A Few Key Medicare Do’s and Don’ts

Medicare is a key program for millions of older and disabled Americans, but many don’t really understand how Medicare works because they lack accurate information. Medicare is a complex program, but the following key elements are things you need to know right from the start:

  • Do give yourself time to learn about Medicare. It’s a system with many choices and deadlines. Being informed is the best way to side-step pitfalls and avoid mistakes that cost money

  • Don’t expect to be notified when it’s time to sign up. Unless you’re already receiving Social Security retirement or disability benefits, you must apply for Medicare. But you won’t get any official notice on when or how to enroll.

  • Do enroll when you’re supposed to. To avoid permanent late penalties, and maybe a delay in coverage, you need to know your personal deadline for enrolling in Medicare. It’s either during your initial enrollment period around age 65 or during a special enrollment period if you continue to have health insurance after age 65 from an employer for whom you or your spouse is still working.

  • Don’t despair if you haven’t “worked long enough” to qualify. You may qualify for Medicare Part A (hospital insurance), without paying premiums for it, on your current or former spouse’s work record. Or you may be able to buy into Part A by paying premiums. But you can get Part B benefits (coverage for doctors’ services, outpatient care, and medical equipment) and Part D (prescription drug coverage) regardless of how long you worked (or even if you never have), just by paying the required premiums — provided that you’re a U.S. citizen or a legal permanent resident (green-card holder) who’s lived in the United States for at least five years before applying for Medicare.

  • Do find out how other health insurance works with Medicare. Being eligible for Medicare can affect other insurance you have (such as benefits from a current or former employer or union) in significant ways.

  • Don’t worry that poor health will affect your coverage. If you qualify for Medicare, you receive full benefits. You can’t be denied coverage or asked to pay higher costs because of current or past health problems.

  • Do remember that Medicare isn’t free. You pay premiums for coverage and co-payments for most services unless you qualify for a low-income program or have extra insurance from another source.

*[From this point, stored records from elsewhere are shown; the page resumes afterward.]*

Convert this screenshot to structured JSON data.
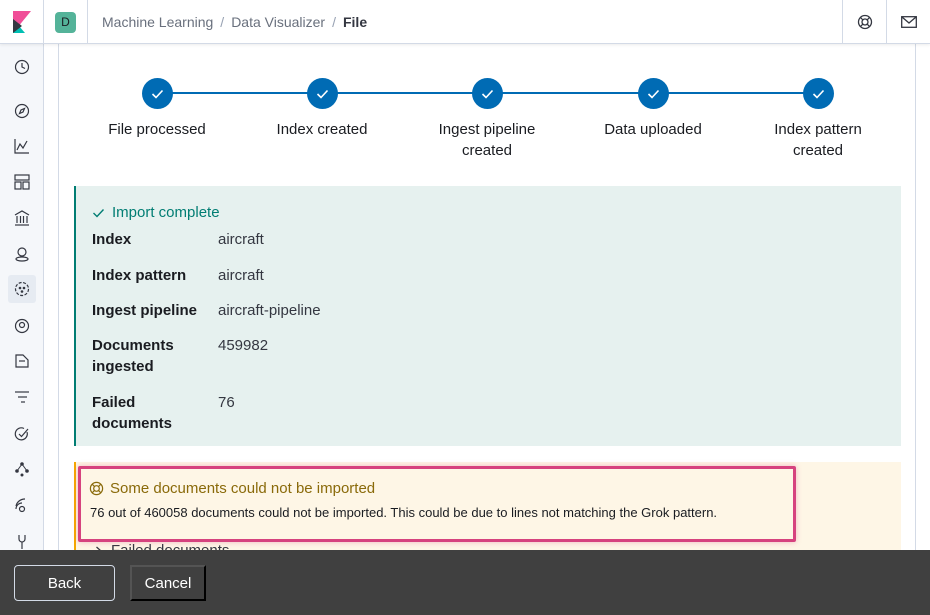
{
  "header": {
    "space_initial": "D",
    "breadcrumbs": [
      "Machine Learning",
      "Data Visualizer",
      "File"
    ],
    "separator": "/"
  },
  "sidenav": {
    "icons": [
      "recent-icon",
      "discover-icon",
      "visualize-icon",
      "dashboard-icon",
      "canvas-icon",
      "maps-icon",
      "machine-learning-icon",
      "metrics-icon",
      "logs-icon",
      "apm-icon",
      "uptime-icon",
      "graph-icon",
      "siem-icon",
      "dev-tools-icon"
    ]
  },
  "steps": [
    {
      "label": "File processed"
    },
    {
      "label": "Index created"
    },
    {
      "label": "Ingest pipeline created"
    },
    {
      "label": "Data uploaded"
    },
    {
      "label": "Index pattern created"
    }
  ],
  "success": {
    "title": "Import complete",
    "rows": [
      {
        "key": "Index",
        "value": "aircraft"
      },
      {
        "key": "Index pattern",
        "value": "aircraft"
      },
      {
        "key": "Ingest pipeline",
        "value": "aircraft-pipeline"
      },
      {
        "key": "Documents ingested",
        "value": "459982"
      },
      {
        "key": "Failed documents",
        "value": "76"
      }
    ]
  },
  "warning": {
    "title": "Some documents could not be imported",
    "body": "76 out of 460058 documents could not be imported. This could be due to lines not matching the Grok pattern.",
    "toggle": "Failed documents"
  },
  "footer": {
    "back_label": "Back",
    "cancel_label": "Cancel"
  },
  "colors": {
    "primary": "#006bb4",
    "success": "#017d73",
    "warning": "#f5a700",
    "highlight": "#d6427e"
  }
}
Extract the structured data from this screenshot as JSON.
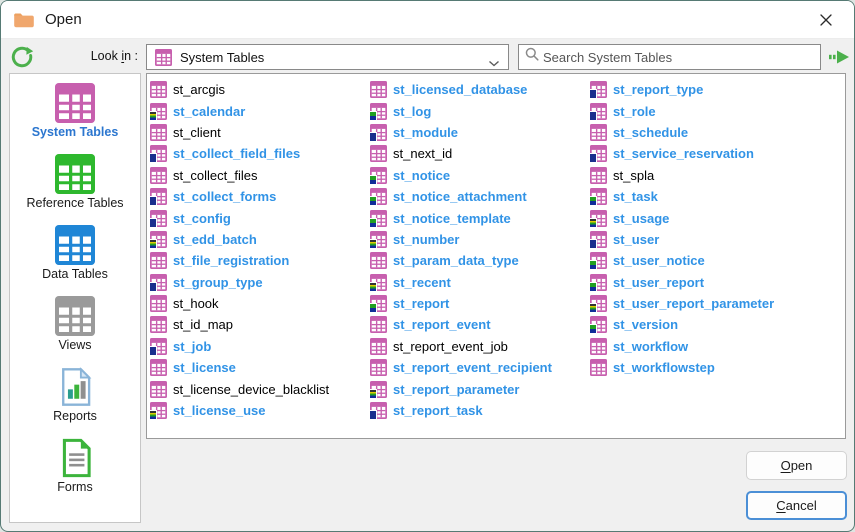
{
  "window": {
    "title": "Open"
  },
  "icons": {
    "title": "folder-icon",
    "refresh": "refresh-icon",
    "dropdown_table": "table-icon",
    "dropdown_chevron": "chevron-down-icon",
    "search": "search-icon",
    "search_go": "go-arrow-icon",
    "close": "close-icon",
    "sidebar_tables": "table-icon",
    "sidebar_reports": "report-chart-icon",
    "sidebar_forms": "form-document-icon"
  },
  "toolbar": {
    "look_in": {
      "pre": "Look ",
      "mn": "i",
      "post": "n :"
    },
    "dropdown_value": "System Tables",
    "search_placeholder": "Search System Tables"
  },
  "sidebar": {
    "items": [
      {
        "label": "System Tables",
        "type": "table",
        "color": "#c75fae",
        "selected": true
      },
      {
        "label": "Reference Tables",
        "type": "table",
        "color": "#2eb82e",
        "selected": false
      },
      {
        "label": "Data Tables",
        "type": "table",
        "color": "#1f86d6",
        "selected": false
      },
      {
        "label": "Views",
        "type": "table",
        "color": "#9a9a9a",
        "selected": false
      },
      {
        "label": "Reports",
        "type": "report",
        "color": "#8ab4d8",
        "selected": false
      },
      {
        "label": "Forms",
        "type": "form",
        "color": "#3cb43c",
        "selected": false
      }
    ]
  },
  "list": {
    "icon_color": "#c75fae",
    "columns": [
      [
        {
          "label": "st_arcgis",
          "bold": false,
          "badge": "none"
        },
        {
          "label": "st_calendar",
          "bold": true,
          "badge": "multi"
        },
        {
          "label": "st_client",
          "bold": false,
          "badge": "none"
        },
        {
          "label": "st_collect_field_files",
          "bold": true,
          "badge": "blue"
        },
        {
          "label": "st_collect_files",
          "bold": false,
          "badge": "none"
        },
        {
          "label": "st_collect_forms",
          "bold": true,
          "badge": "blue"
        },
        {
          "label": "st_config",
          "bold": true,
          "badge": "blue"
        },
        {
          "label": "st_edd_batch",
          "bold": true,
          "badge": "multi"
        },
        {
          "label": "st_file_registration",
          "bold": true,
          "badge": "none"
        },
        {
          "label": "st_group_type",
          "bold": true,
          "badge": "blue"
        },
        {
          "label": "st_hook",
          "bold": false,
          "badge": "none"
        },
        {
          "label": "st_id_map",
          "bold": false,
          "badge": "none"
        },
        {
          "label": "st_job",
          "bold": true,
          "badge": "blue"
        },
        {
          "label": "st_license",
          "bold": true,
          "badge": "none"
        },
        {
          "label": "st_license_device_blacklist",
          "bold": false,
          "badge": "none"
        },
        {
          "label": "st_license_use",
          "bold": true,
          "badge": "multi"
        }
      ],
      [
        {
          "label": "st_licensed_database",
          "bold": true,
          "badge": "none"
        },
        {
          "label": "st_log",
          "bold": true,
          "badge": "green"
        },
        {
          "label": "st_module",
          "bold": true,
          "badge": "blue"
        },
        {
          "label": "st_next_id",
          "bold": false,
          "badge": "none"
        },
        {
          "label": "st_notice",
          "bold": true,
          "badge": "green"
        },
        {
          "label": "st_notice_attachment",
          "bold": true,
          "badge": "green"
        },
        {
          "label": "st_notice_template",
          "bold": true,
          "badge": "green"
        },
        {
          "label": "st_number",
          "bold": true,
          "badge": "multi"
        },
        {
          "label": "st_param_data_type",
          "bold": true,
          "badge": "none"
        },
        {
          "label": "st_recent",
          "bold": true,
          "badge": "multi"
        },
        {
          "label": "st_report",
          "bold": true,
          "badge": "green"
        },
        {
          "label": "st_report_event",
          "bold": true,
          "badge": "none"
        },
        {
          "label": "st_report_event_job",
          "bold": false,
          "badge": "none"
        },
        {
          "label": "st_report_event_recipient",
          "bold": true,
          "badge": "none"
        },
        {
          "label": "st_report_parameter",
          "bold": true,
          "badge": "multi"
        },
        {
          "label": "st_report_task",
          "bold": true,
          "badge": "blue"
        }
      ],
      [
        {
          "label": "st_report_type",
          "bold": true,
          "badge": "blue"
        },
        {
          "label": "st_role",
          "bold": true,
          "badge": "blue"
        },
        {
          "label": "st_schedule",
          "bold": true,
          "badge": "none"
        },
        {
          "label": "st_service_reservation",
          "bold": true,
          "badge": "blue"
        },
        {
          "label": "st_spla",
          "bold": false,
          "badge": "none"
        },
        {
          "label": "st_task",
          "bold": true,
          "badge": "green"
        },
        {
          "label": "st_usage",
          "bold": true,
          "badge": "multi"
        },
        {
          "label": "st_user",
          "bold": true,
          "badge": "blue"
        },
        {
          "label": "st_user_notice",
          "bold": true,
          "badge": "green"
        },
        {
          "label": "st_user_report",
          "bold": true,
          "badge": "green"
        },
        {
          "label": "st_user_report_parameter",
          "bold": true,
          "badge": "multi"
        },
        {
          "label": "st_version",
          "bold": true,
          "badge": "green"
        },
        {
          "label": "st_workflow",
          "bold": true,
          "badge": "none"
        },
        {
          "label": "st_workflowstep",
          "bold": true,
          "badge": "none"
        }
      ]
    ]
  },
  "buttons": {
    "open": {
      "mn": "O",
      "post": "pen"
    },
    "cancel": {
      "mn": "C",
      "post": "ancel"
    }
  },
  "colors": {
    "link_blue": "#3193e6",
    "selected_blue": "#2b76cf",
    "magenta": "#c75fae",
    "green": "#2eb82e",
    "blue": "#1f86d6",
    "gray": "#9a9a9a",
    "accent_green": "#4cb04c",
    "window_border": "#567a74"
  }
}
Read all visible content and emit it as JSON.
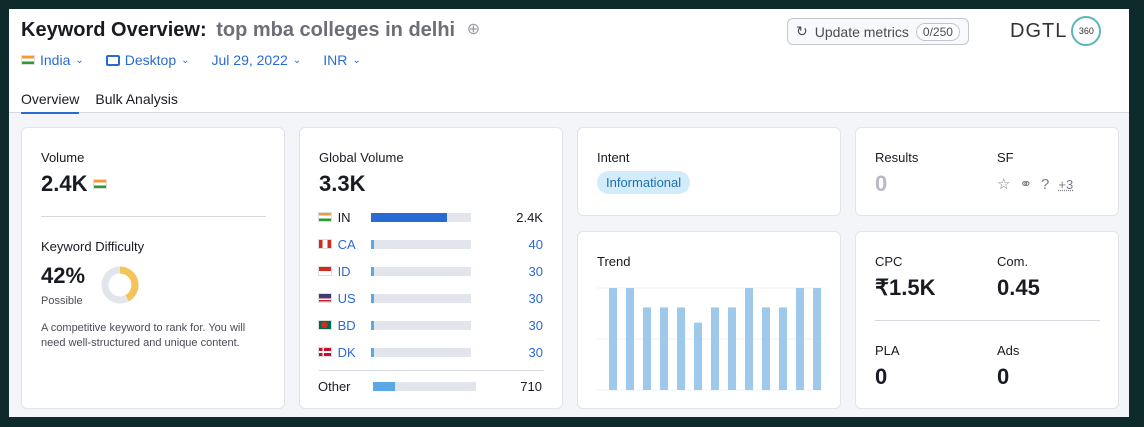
{
  "header": {
    "title_prefix": "Keyword Overview:",
    "keyword": "top mba colleges in delhi",
    "filters": [
      "India",
      "Desktop",
      "Jul 29, 2022",
      "INR"
    ],
    "tabs": [
      "Overview",
      "Bulk Analysis"
    ],
    "update_label": "Update metrics",
    "update_count": "0/250",
    "logo_text": "DGTL",
    "logo_ring": "360"
  },
  "volume": {
    "label": "Volume",
    "value": "2.4K",
    "kd_label": "Keyword Difficulty",
    "kd_value": "42%",
    "kd_level": "Possible",
    "kd_percent": 42,
    "kd_desc": "A competitive keyword to rank for. You will need well-structured and unique content."
  },
  "global_volume": {
    "label": "Global Volume",
    "value": "3.3K",
    "rows": [
      {
        "code": "IN",
        "value": "2.4K",
        "fraction": 0.73,
        "flag": "in"
      },
      {
        "code": "CA",
        "value": "40",
        "fraction": 0.02,
        "flag": "ca"
      },
      {
        "code": "ID",
        "value": "30",
        "fraction": 0.02,
        "flag": "id"
      },
      {
        "code": "US",
        "value": "30",
        "fraction": 0.02,
        "flag": "us"
      },
      {
        "code": "BD",
        "value": "30",
        "fraction": 0.02,
        "flag": "bd"
      },
      {
        "code": "DK",
        "value": "30",
        "fraction": 0.02,
        "flag": "dk"
      }
    ],
    "other_label": "Other",
    "other_value": "710",
    "other_fraction": 0.21
  },
  "intent": {
    "label": "Intent",
    "value": "Informational"
  },
  "trend": {
    "label": "Trend"
  },
  "chart_data": {
    "type": "bar",
    "categories": [
      "1",
      "2",
      "3",
      "4",
      "5",
      "6",
      "7",
      "8",
      "9",
      "10",
      "11",
      "12"
    ],
    "values": [
      1.0,
      1.0,
      0.81,
      0.81,
      0.81,
      0.66,
      0.81,
      0.81,
      1.0,
      0.81,
      0.81,
      1.0,
      1.0
    ],
    "title": "Trend",
    "ylim": [
      0,
      1
    ]
  },
  "results": {
    "label": "Results",
    "value": "0",
    "sf_label": "SF",
    "sf_more": "+3"
  },
  "cpc": {
    "cpc_label": "CPC",
    "cpc_value": "₹1.5K",
    "com_label": "Com.",
    "com_value": "0.45",
    "pla_label": "PLA",
    "pla_value": "0",
    "ads_label": "Ads",
    "ads_value": "0"
  },
  "colors": {
    "accent": "#2a6ad3",
    "trend_bar": "#9fc9ea",
    "kd_ring": "#f4c35a"
  }
}
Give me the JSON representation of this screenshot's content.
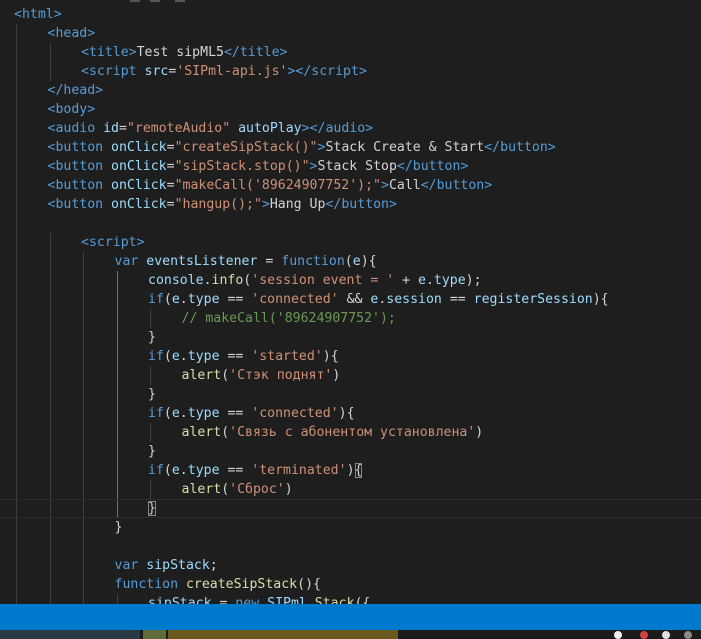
{
  "editor": {
    "lines": [
      {
        "indent": 0,
        "tokens": [
          {
            "t": "<",
            "c": "tag"
          },
          {
            "t": "html",
            "c": "tag"
          },
          {
            "t": ">",
            "c": "tag"
          }
        ]
      },
      {
        "indent": 1,
        "tokens": [
          {
            "t": "<",
            "c": "tag"
          },
          {
            "t": "head",
            "c": "tag"
          },
          {
            "t": ">",
            "c": "tag"
          }
        ]
      },
      {
        "indent": 2,
        "tokens": [
          {
            "t": "<",
            "c": "tag"
          },
          {
            "t": "title",
            "c": "tag"
          },
          {
            "t": ">",
            "c": "tag"
          },
          {
            "t": "Test sipML5",
            "c": "text"
          },
          {
            "t": "</",
            "c": "tag"
          },
          {
            "t": "title",
            "c": "tag"
          },
          {
            "t": ">",
            "c": "tag"
          }
        ]
      },
      {
        "indent": 2,
        "tokens": [
          {
            "t": "<",
            "c": "tag"
          },
          {
            "t": "script ",
            "c": "tag"
          },
          {
            "t": "src",
            "c": "attr"
          },
          {
            "t": "=",
            "c": "text"
          },
          {
            "t": "'SIPml-api.js'",
            "c": "str"
          },
          {
            "t": "></",
            "c": "tag"
          },
          {
            "t": "script",
            "c": "tag"
          },
          {
            "t": ">",
            "c": "tag"
          }
        ]
      },
      {
        "indent": 1,
        "tokens": [
          {
            "t": "</",
            "c": "tag"
          },
          {
            "t": "head",
            "c": "tag"
          },
          {
            "t": ">",
            "c": "tag"
          }
        ]
      },
      {
        "indent": 1,
        "tokens": [
          {
            "t": "<",
            "c": "tag"
          },
          {
            "t": "body",
            "c": "tag"
          },
          {
            "t": ">",
            "c": "tag"
          }
        ]
      },
      {
        "indent": 1,
        "tokens": [
          {
            "t": "<",
            "c": "tag"
          },
          {
            "t": "audio ",
            "c": "tag"
          },
          {
            "t": "id",
            "c": "attr"
          },
          {
            "t": "=",
            "c": "text"
          },
          {
            "t": "\"remoteAudio\"",
            "c": "str"
          },
          {
            "t": " ",
            "c": "text"
          },
          {
            "t": "autoPlay",
            "c": "attr"
          },
          {
            "t": "></",
            "c": "tag"
          },
          {
            "t": "audio",
            "c": "tag"
          },
          {
            "t": ">",
            "c": "tag"
          }
        ]
      },
      {
        "indent": 1,
        "tokens": [
          {
            "t": "<",
            "c": "tag"
          },
          {
            "t": "button ",
            "c": "tag"
          },
          {
            "t": "onClick",
            "c": "attr"
          },
          {
            "t": "=",
            "c": "text"
          },
          {
            "t": "\"createSipStack()\"",
            "c": "str"
          },
          {
            "t": ">",
            "c": "tag"
          },
          {
            "t": "Stack Create & Start",
            "c": "text"
          },
          {
            "t": "</",
            "c": "tag"
          },
          {
            "t": "button",
            "c": "tag"
          },
          {
            "t": ">",
            "c": "tag"
          }
        ]
      },
      {
        "indent": 1,
        "tokens": [
          {
            "t": "<",
            "c": "tag"
          },
          {
            "t": "button ",
            "c": "tag"
          },
          {
            "t": "onClick",
            "c": "attr"
          },
          {
            "t": "=",
            "c": "text"
          },
          {
            "t": "\"sipStack.stop()\"",
            "c": "str"
          },
          {
            "t": ">",
            "c": "tag"
          },
          {
            "t": "Stack Stop",
            "c": "text"
          },
          {
            "t": "</",
            "c": "tag"
          },
          {
            "t": "button",
            "c": "tag"
          },
          {
            "t": ">",
            "c": "tag"
          }
        ]
      },
      {
        "indent": 1,
        "tokens": [
          {
            "t": "<",
            "c": "tag"
          },
          {
            "t": "button ",
            "c": "tag"
          },
          {
            "t": "onClick",
            "c": "attr"
          },
          {
            "t": "=",
            "c": "text"
          },
          {
            "t": "\"makeCall('89624907752');\"",
            "c": "str"
          },
          {
            "t": ">",
            "c": "tag"
          },
          {
            "t": "Call",
            "c": "text"
          },
          {
            "t": "</",
            "c": "tag"
          },
          {
            "t": "button",
            "c": "tag"
          },
          {
            "t": ">",
            "c": "tag"
          }
        ]
      },
      {
        "indent": 1,
        "tokens": [
          {
            "t": "<",
            "c": "tag"
          },
          {
            "t": "button ",
            "c": "tag"
          },
          {
            "t": "onClick",
            "c": "attr"
          },
          {
            "t": "=",
            "c": "text"
          },
          {
            "t": "\"hangup();\"",
            "c": "str"
          },
          {
            "t": ">",
            "c": "tag"
          },
          {
            "t": "Hang Up",
            "c": "text"
          },
          {
            "t": "</",
            "c": "tag"
          },
          {
            "t": "button",
            "c": "tag"
          },
          {
            "t": ">",
            "c": "tag"
          }
        ]
      },
      {
        "indent": 0,
        "tokens": []
      },
      {
        "indent": 2,
        "tokens": [
          {
            "t": "<",
            "c": "tag"
          },
          {
            "t": "script",
            "c": "tag"
          },
          {
            "t": ">",
            "c": "tag"
          }
        ]
      },
      {
        "indent": 3,
        "tokens": [
          {
            "t": "var ",
            "c": "kw"
          },
          {
            "t": "eventsListener",
            "c": "var"
          },
          {
            "t": " = ",
            "c": "text"
          },
          {
            "t": "function",
            "c": "kw"
          },
          {
            "t": "(",
            "c": "text"
          },
          {
            "t": "e",
            "c": "var"
          },
          {
            "t": "){",
            "c": "text"
          }
        ]
      },
      {
        "indent": 4,
        "tokens": [
          {
            "t": "console",
            "c": "var"
          },
          {
            "t": ".",
            "c": "text"
          },
          {
            "t": "info",
            "c": "fn"
          },
          {
            "t": "(",
            "c": "text"
          },
          {
            "t": "'session event = '",
            "c": "str"
          },
          {
            "t": " + ",
            "c": "text"
          },
          {
            "t": "e",
            "c": "var"
          },
          {
            "t": ".",
            "c": "text"
          },
          {
            "t": "type",
            "c": "var"
          },
          {
            "t": ");",
            "c": "text"
          }
        ]
      },
      {
        "indent": 4,
        "tokens": [
          {
            "t": "if",
            "c": "kw"
          },
          {
            "t": "(",
            "c": "text"
          },
          {
            "t": "e",
            "c": "var"
          },
          {
            "t": ".",
            "c": "text"
          },
          {
            "t": "type",
            "c": "var"
          },
          {
            "t": " == ",
            "c": "text"
          },
          {
            "t": "'connected'",
            "c": "str"
          },
          {
            "t": " && ",
            "c": "text"
          },
          {
            "t": "e",
            "c": "var"
          },
          {
            "t": ".",
            "c": "text"
          },
          {
            "t": "session",
            "c": "var"
          },
          {
            "t": " == ",
            "c": "text"
          },
          {
            "t": "registerSession",
            "c": "var"
          },
          {
            "t": "){",
            "c": "text"
          }
        ]
      },
      {
        "indent": 5,
        "tokens": [
          {
            "t": "// makeCall('89624907752');",
            "c": "com"
          }
        ]
      },
      {
        "indent": 4,
        "tokens": [
          {
            "t": "}",
            "c": "text"
          }
        ]
      },
      {
        "indent": 4,
        "tokens": [
          {
            "t": "if",
            "c": "kw"
          },
          {
            "t": "(",
            "c": "text"
          },
          {
            "t": "e",
            "c": "var"
          },
          {
            "t": ".",
            "c": "text"
          },
          {
            "t": "type",
            "c": "var"
          },
          {
            "t": " == ",
            "c": "text"
          },
          {
            "t": "'started'",
            "c": "str"
          },
          {
            "t": "){",
            "c": "text"
          }
        ]
      },
      {
        "indent": 5,
        "tokens": [
          {
            "t": "alert",
            "c": "fn"
          },
          {
            "t": "(",
            "c": "text"
          },
          {
            "t": "'Стэк поднят'",
            "c": "str"
          },
          {
            "t": ")",
            "c": "text"
          }
        ]
      },
      {
        "indent": 4,
        "tokens": [
          {
            "t": "}",
            "c": "text"
          }
        ]
      },
      {
        "indent": 4,
        "tokens": [
          {
            "t": "if",
            "c": "kw"
          },
          {
            "t": "(",
            "c": "text"
          },
          {
            "t": "e",
            "c": "var"
          },
          {
            "t": ".",
            "c": "text"
          },
          {
            "t": "type",
            "c": "var"
          },
          {
            "t": " == ",
            "c": "text"
          },
          {
            "t": "'connected'",
            "c": "str"
          },
          {
            "t": "){",
            "c": "text"
          }
        ]
      },
      {
        "indent": 5,
        "tokens": [
          {
            "t": "alert",
            "c": "fn"
          },
          {
            "t": "(",
            "c": "text"
          },
          {
            "t": "'Связь с абонентом установлена'",
            "c": "str"
          },
          {
            "t": ")",
            "c": "text"
          }
        ]
      },
      {
        "indent": 4,
        "tokens": [
          {
            "t": "}",
            "c": "text"
          }
        ]
      },
      {
        "indent": 4,
        "tokens": [
          {
            "t": "if",
            "c": "kw"
          },
          {
            "t": "(",
            "c": "text"
          },
          {
            "t": "e",
            "c": "var"
          },
          {
            "t": ".",
            "c": "text"
          },
          {
            "t": "type",
            "c": "var"
          },
          {
            "t": " == ",
            "c": "text"
          },
          {
            "t": "'terminated'",
            "c": "str"
          },
          {
            "t": ")",
            "c": "text"
          },
          {
            "t": "{",
            "c": "match"
          }
        ]
      },
      {
        "indent": 5,
        "tokens": [
          {
            "t": "alert",
            "c": "fn"
          },
          {
            "t": "(",
            "c": "text"
          },
          {
            "t": "'Сброс'",
            "c": "str"
          },
          {
            "t": ")",
            "c": "text"
          }
        ]
      },
      {
        "indent": 4,
        "current": true,
        "tokens": [
          {
            "t": "}",
            "c": "match"
          }
        ]
      },
      {
        "indent": 3,
        "tokens": [
          {
            "t": "}",
            "c": "text"
          }
        ]
      },
      {
        "indent": 0,
        "tokens": []
      },
      {
        "indent": 3,
        "tokens": [
          {
            "t": "var ",
            "c": "kw"
          },
          {
            "t": "sipStack",
            "c": "var"
          },
          {
            "t": ";",
            "c": "text"
          }
        ]
      },
      {
        "indent": 3,
        "tokens": [
          {
            "t": "function ",
            "c": "kw"
          },
          {
            "t": "createSipStack",
            "c": "fn"
          },
          {
            "t": "(){",
            "c": "text"
          }
        ]
      },
      {
        "indent": 4,
        "tokens": [
          {
            "t": "sipStack",
            "c": "var"
          },
          {
            "t": " = ",
            "c": "text"
          },
          {
            "t": "new ",
            "c": "kw"
          },
          {
            "t": "SIPml",
            "c": "var"
          },
          {
            "t": ".",
            "c": "text"
          },
          {
            "t": "Stack",
            "c": "fn"
          },
          {
            "t": "({",
            "c": "text"
          }
        ]
      }
    ]
  },
  "colors": {
    "background": "#1e1e1e",
    "statusbar": "#007acc",
    "tag": "#569cd6",
    "attr": "#9cdcfe",
    "string": "#ce9178",
    "function": "#dcdcaa",
    "comment": "#6a9955"
  }
}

  • Don’t assume that Medicare covers everything. It covers a wide range of medical services (including expensive ones like organ transplants), prescription drugs, and medical equipment. But there are gaps, such as coverage for routine vision, hearing, and dental care. And Medicare doesn’t cover the non-medical costs of long-term care in nursing homes and assisted-living facilities.

  • Don’t expect Medicare to cover your dependents. Nobody can get Medicare under age 65, except those who qualify through disability. Medicare has no family coverage.

  • Do get help if you need it. You may qualify for low-income programs that cover your premiums or provide low-cost prescription drug coverage. Whatever your income, you can also get free personal help — in English or another language — to sort through your options in Medicare and choose the one that best suits your needs.